Topic: How RocksDB's SuperVersion reference-counts live Versions so iterators see a consistent snapshot even during compaction

Date: 2026-05-29

Time: 07:26

SuperVersion Reference Counting for Consistent Snapshots During Compaction

The Short Answer: This Codebase Doesn't Implement It

The grep results are clear — there are zero matches for SuperVersion, superversion, refcount, or refcount anywhere in the repository. This codebase implements the building blocks that motivate SuperVersion (LSM trees with compaction, MVCC snapshots), but stops short of combining them with reference-counted version management.

What the Codebase *Does* Implement

LSM Tree Compaction Without Snapshot Safety

In log-structured-merge-tree/lsm.py:319, the compact() method merges all SSTables into one and removes tombstones (line 340). The problem: it directly mutates self._sstables — the list of live SSTables. If an iterator were scanning those SSTables mid-compaction, it would see the rug pulled out from under it. There's no mechanism to keep old SSTables alive while iterators still reference them.

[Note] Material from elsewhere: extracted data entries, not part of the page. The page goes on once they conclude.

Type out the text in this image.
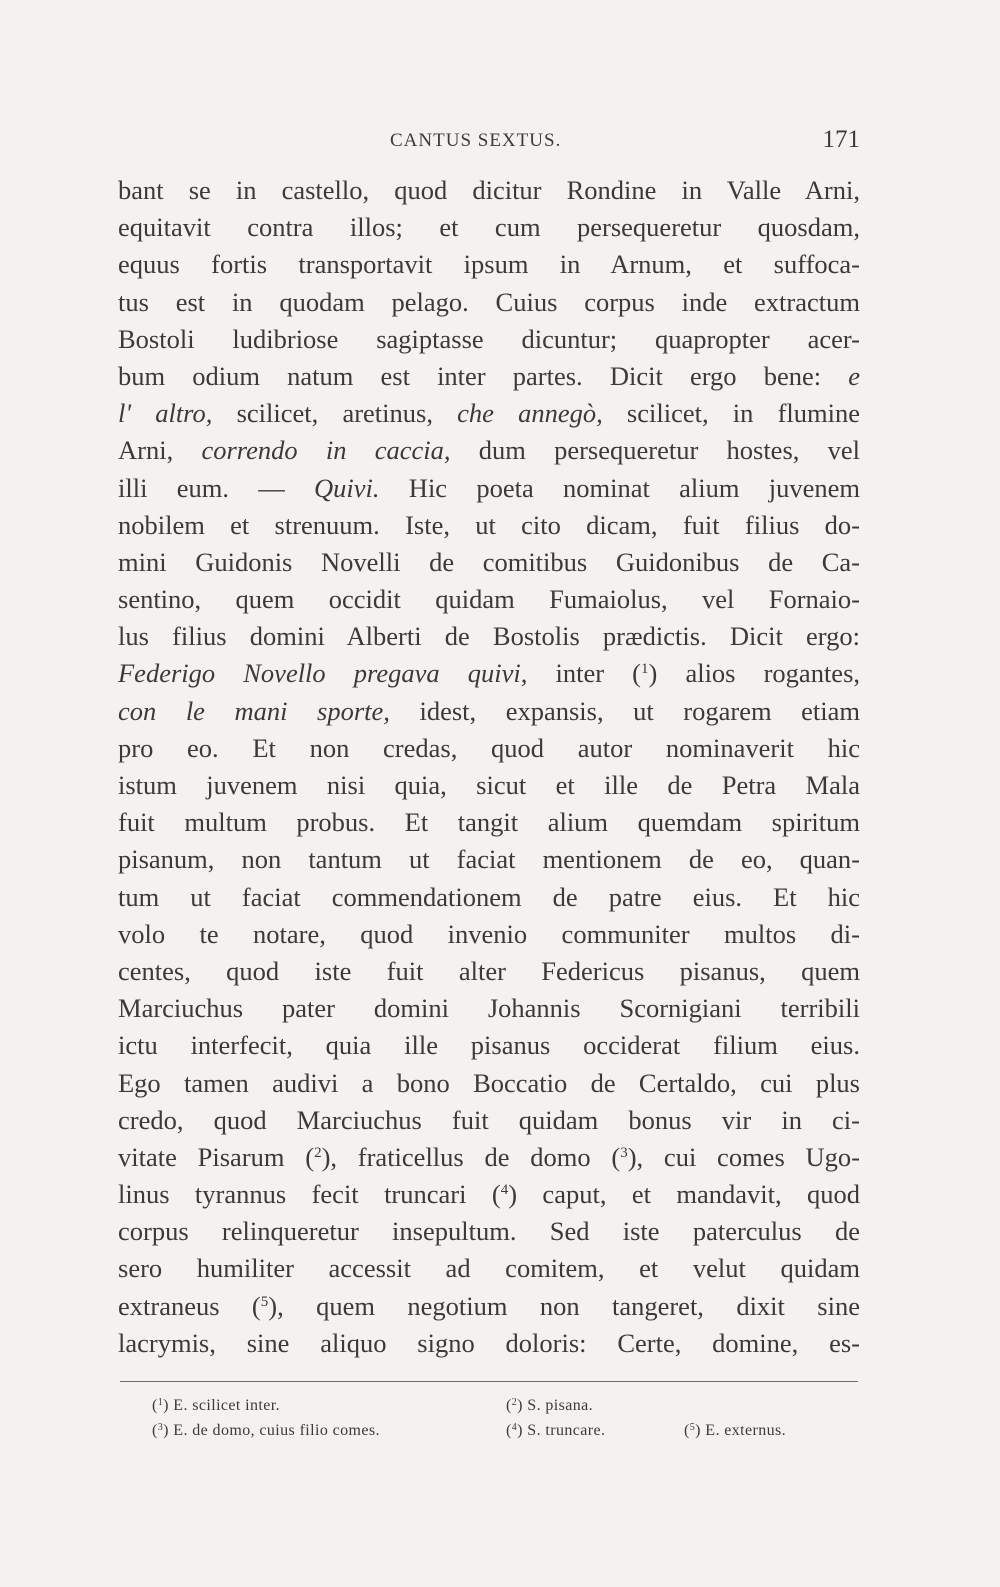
CANTUS SEXTUS.	171
bant se in castello, quod dicitur Rondine in Valle Arni,
equitavit contra illos; et cum persequeretur quosdam,
equus fortis transportavit ipsum in Arnum, et suffoca-
tus est in quodam pelago. Cuius corpus inde extractum
Bostoli ludibriose sagiptasse dicuntur; quapropter acer-
bum odium natum est inter partes. Dicit ergo bene: e
l' altro, scilicet, aretinus, che annegò, scilicet, in flumine
Arni, correndo in caccia, dum persequeretur hostes, vel
illi eum. — Quivi. Hic poeta nominat alium juvenem
nobilem et strenuum. Iste, ut cito dicam, fuit filius do-
mini Guidonis Novelli de comitibus Guidonibus de Ca-
sentino, quem occidit quidam Fumaiolus, vel Fornaio-
lus filius domini Alberti de Bostolis prædictis. Dicit ergo:
Federigo Novello pregava quivi, inter ($^1$) alios rogantes,
con le mani sporte, idest, expansis, ut rogarem etiam
pro eo. Et non credas, quod autor nominaverit hic
istum juvenem nisi quia, sicut et ille de Petra Mala
fuit multum probus. Et tangit alium quemdam spiritum
pisanum, non tantum ut faciat mentionem de eo, quan-
tum ut faciat commendationem de patre eius. Et hic
volo te notare, quod invenio communiter multos di-
centes, quod iste fuit alter Federicus pisanus, quem
Marciuchus pater domini Johannis Scornigiani terribili
ictu interfecit, quia ille pisanus occiderat filium eius.
Ego tamen audivi a bono Boccatio de Certaldo, cui plus
credo, quod Marciuchus fuit quidam bonus vir in ci-
vitate Pisarum ($^2$), fraticellus de domo ($^3$), cui comes Ugo-
linus tyrannus fecit truncari ($^4$) caput, et mandavit, quod
corpus relinqueretur insepultum. Sed iste paterculus de
sero humiliter accessit ad comitem, et velut quidam
extraneus ($^5$), quem negotium non tangeret, dixit sine
lacrymis, sine aliquo signo doloris: Certe, domine, es-
($^1$) E. scilicet inter.	($^2$) S. pisana.
($^3$) E. de domo, cuius filio comes.	($^4$) S. truncare.	($^5$) E. externus.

The range scan at line 274 collects iterators over the current set of SSTables, but nothing prevents compact() from deleting those files while the scan is in progress.

MVCC Snapshot Isolation — The Read-Side Analog

snapshot-isolation/mvccdatabase.py shows the *logical* version of the same problem. Each Transaction (line 22) captures activeatstart (line 30) — the set of transaction IDs that were in-flight when the transaction began. The is_visible() method (line 74) uses this snapshot to decide which Version objects (line 11) a transaction can see.

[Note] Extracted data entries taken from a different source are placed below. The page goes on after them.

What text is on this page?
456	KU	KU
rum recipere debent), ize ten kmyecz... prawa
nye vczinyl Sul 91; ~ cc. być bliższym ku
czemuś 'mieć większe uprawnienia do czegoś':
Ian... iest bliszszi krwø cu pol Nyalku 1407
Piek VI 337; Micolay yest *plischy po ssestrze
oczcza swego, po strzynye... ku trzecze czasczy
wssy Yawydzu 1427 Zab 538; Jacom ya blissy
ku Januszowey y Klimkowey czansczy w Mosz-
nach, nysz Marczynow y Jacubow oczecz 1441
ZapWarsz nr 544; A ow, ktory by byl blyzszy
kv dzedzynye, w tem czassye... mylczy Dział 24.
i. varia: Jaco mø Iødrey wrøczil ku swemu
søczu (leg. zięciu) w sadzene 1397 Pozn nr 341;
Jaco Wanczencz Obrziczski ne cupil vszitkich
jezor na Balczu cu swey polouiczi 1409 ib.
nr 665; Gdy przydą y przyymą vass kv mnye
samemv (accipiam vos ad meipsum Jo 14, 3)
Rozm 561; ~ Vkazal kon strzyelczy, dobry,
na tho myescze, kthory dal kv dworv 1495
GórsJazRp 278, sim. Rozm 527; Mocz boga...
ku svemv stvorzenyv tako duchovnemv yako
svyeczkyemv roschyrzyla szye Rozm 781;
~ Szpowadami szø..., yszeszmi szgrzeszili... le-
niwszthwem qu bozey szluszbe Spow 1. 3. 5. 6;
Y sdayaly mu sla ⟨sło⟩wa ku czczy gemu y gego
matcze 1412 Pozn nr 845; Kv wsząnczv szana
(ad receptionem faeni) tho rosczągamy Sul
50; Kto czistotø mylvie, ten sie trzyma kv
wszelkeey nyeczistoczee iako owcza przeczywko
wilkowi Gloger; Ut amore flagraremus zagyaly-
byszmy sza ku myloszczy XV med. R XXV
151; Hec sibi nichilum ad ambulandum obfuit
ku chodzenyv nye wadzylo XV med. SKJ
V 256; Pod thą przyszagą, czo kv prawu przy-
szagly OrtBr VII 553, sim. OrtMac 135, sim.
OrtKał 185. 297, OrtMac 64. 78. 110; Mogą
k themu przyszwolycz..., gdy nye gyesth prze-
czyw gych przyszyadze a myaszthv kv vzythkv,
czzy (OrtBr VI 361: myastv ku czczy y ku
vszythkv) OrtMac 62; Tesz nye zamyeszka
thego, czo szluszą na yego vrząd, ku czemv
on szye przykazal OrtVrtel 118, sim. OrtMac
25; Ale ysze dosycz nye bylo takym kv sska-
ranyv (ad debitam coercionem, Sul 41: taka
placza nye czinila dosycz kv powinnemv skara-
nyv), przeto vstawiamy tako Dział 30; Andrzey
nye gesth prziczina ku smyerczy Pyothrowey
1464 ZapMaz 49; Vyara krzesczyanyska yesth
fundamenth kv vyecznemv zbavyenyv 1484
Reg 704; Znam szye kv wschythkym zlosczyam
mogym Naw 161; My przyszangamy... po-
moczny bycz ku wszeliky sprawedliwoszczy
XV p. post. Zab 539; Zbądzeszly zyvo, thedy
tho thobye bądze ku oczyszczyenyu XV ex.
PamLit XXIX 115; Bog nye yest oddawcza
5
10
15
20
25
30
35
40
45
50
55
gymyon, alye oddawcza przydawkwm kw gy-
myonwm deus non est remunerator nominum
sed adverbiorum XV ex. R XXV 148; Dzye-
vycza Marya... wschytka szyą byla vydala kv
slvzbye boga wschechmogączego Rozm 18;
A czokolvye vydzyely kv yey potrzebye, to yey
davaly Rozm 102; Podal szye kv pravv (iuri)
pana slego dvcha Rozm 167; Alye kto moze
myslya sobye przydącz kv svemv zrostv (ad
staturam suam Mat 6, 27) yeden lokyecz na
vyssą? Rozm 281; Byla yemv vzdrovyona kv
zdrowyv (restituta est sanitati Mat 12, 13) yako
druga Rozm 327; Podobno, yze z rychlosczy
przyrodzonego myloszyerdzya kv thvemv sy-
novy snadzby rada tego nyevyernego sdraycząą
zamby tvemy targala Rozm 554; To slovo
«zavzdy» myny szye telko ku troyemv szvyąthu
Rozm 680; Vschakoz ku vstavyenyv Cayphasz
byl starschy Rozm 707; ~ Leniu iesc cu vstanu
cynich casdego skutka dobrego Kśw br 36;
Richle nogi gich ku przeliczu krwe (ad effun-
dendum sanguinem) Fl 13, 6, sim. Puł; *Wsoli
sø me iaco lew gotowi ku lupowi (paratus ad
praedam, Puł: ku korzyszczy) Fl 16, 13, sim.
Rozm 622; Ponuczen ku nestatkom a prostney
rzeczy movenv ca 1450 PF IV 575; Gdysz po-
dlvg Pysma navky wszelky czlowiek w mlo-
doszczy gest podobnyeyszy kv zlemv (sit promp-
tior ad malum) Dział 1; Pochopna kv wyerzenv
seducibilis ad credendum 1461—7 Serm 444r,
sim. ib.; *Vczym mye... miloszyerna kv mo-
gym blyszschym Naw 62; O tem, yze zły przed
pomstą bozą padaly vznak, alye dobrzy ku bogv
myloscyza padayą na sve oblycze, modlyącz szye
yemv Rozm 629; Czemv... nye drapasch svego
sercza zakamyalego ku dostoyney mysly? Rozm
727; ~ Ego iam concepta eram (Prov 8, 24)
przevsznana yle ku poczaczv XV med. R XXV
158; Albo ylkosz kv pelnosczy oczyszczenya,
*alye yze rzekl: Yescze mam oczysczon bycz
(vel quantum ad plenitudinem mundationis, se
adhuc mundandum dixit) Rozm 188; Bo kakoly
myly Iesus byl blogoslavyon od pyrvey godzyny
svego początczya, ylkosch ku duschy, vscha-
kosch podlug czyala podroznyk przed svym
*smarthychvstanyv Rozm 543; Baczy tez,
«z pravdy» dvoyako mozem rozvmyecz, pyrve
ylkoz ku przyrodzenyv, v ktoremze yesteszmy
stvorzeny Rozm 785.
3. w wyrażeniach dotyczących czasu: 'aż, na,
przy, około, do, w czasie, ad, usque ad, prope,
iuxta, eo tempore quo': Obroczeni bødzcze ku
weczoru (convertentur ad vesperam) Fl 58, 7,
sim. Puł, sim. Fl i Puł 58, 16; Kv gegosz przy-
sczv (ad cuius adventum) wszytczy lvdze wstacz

This is the read-consistency guarantee that SuperVersion provides at the storage layer: a reader should see a frozen point-in-time view even as writers create new versions.

What SuperVersion Would Add

In RocksDB, a SuperVersion bundles three things into one reference-counted object:

1. The current MemTable (analogous to the in-memory SortedDict used in the LSM tree)

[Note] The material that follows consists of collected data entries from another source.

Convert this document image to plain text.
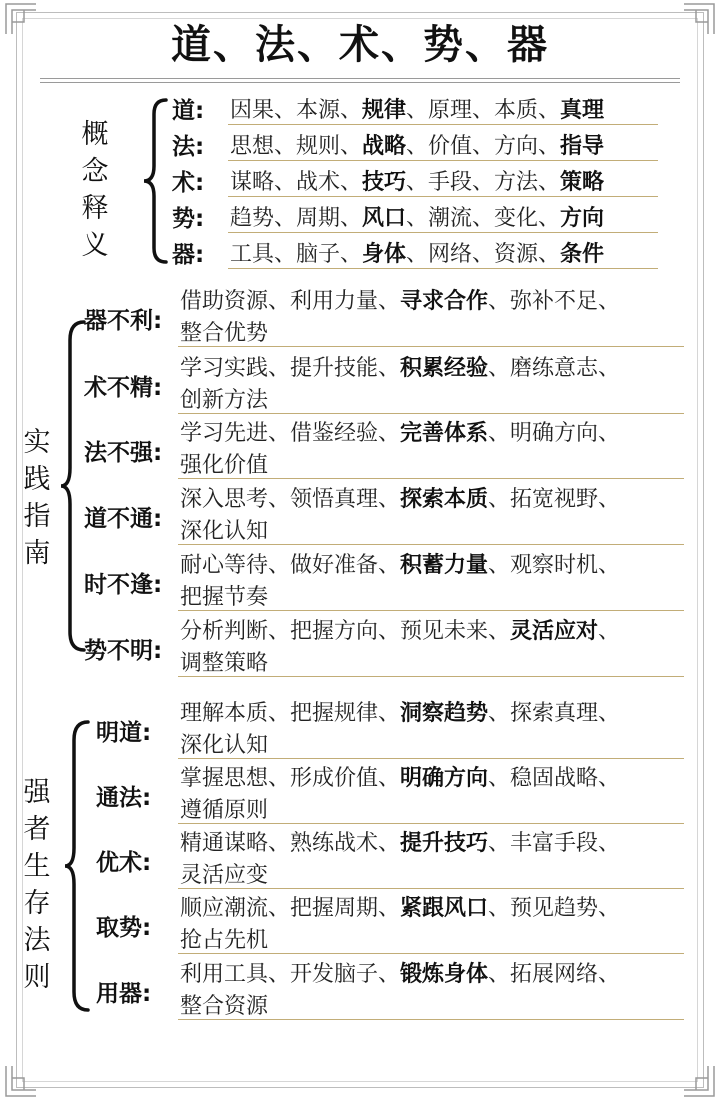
道、法、术、势、器
概念释义
道: 因果、本源、规律、原理、本质、真理
法: 思想、规则、战略、价值、方向、指导
术: 谋略、战术、技巧、手段、方法、策略
势: 趋势、周期、风口、潮流、变化、方向
器: 工具、脑子、身体、网络、资源、条件
实践指南
器不利:
借助资源、利用力量、寻求合作、弥补不足、
整合优势
术不精:
学习实践、提升技能、积累经验、磨练意志、
创新方法
法不强:
学习先进、借鉴经验、完善体系、明确方向、
强化价值
道不通:
深入思考、领悟真理、探索本质、拓宽视野、
深化认知
时不逢:
耐心等待、做好准备、积蓄力量、观察时机、
把握节奏
势不明:
分析判断、把握方向、预见未来、灵活应对、
调整策略
强者生存法则
明道:
理解本质、把握规律、洞察趋势、探索真理、
深化认知
通法:
掌握思想、形成价值、明确方向、稳固战略、
遵循原则
优术:
精通谋略、熟练战术、提升技巧、丰富手段、
灵活应变
取势:
顺应潮流、把握周期、紧跟风口、预见趋势、
抢占先机
用器:
利用工具、开发脑子、锻炼身体、拓展网络、
整合资源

2. The set of immutable MemTables awaiting flush

3. The current Version — the specific set of SSTable files at each level

When an iterator is created, it increments the SuperVersion's ref count. Compaction can install a *new* SuperVersion (pointing to the newly-compacted SSTables), but the old SuperVersion stays alive — and its SSTables stay on disk — until the last iterator releases its reference.

What's Missing From This Codebase

The MVCC database in snapshot-isolation/mvccdatabase.py solves the logical equivalent — is_visible() filters versions without deleting old ones — but the LSM tree doesn't apply this pattern to its physical file management.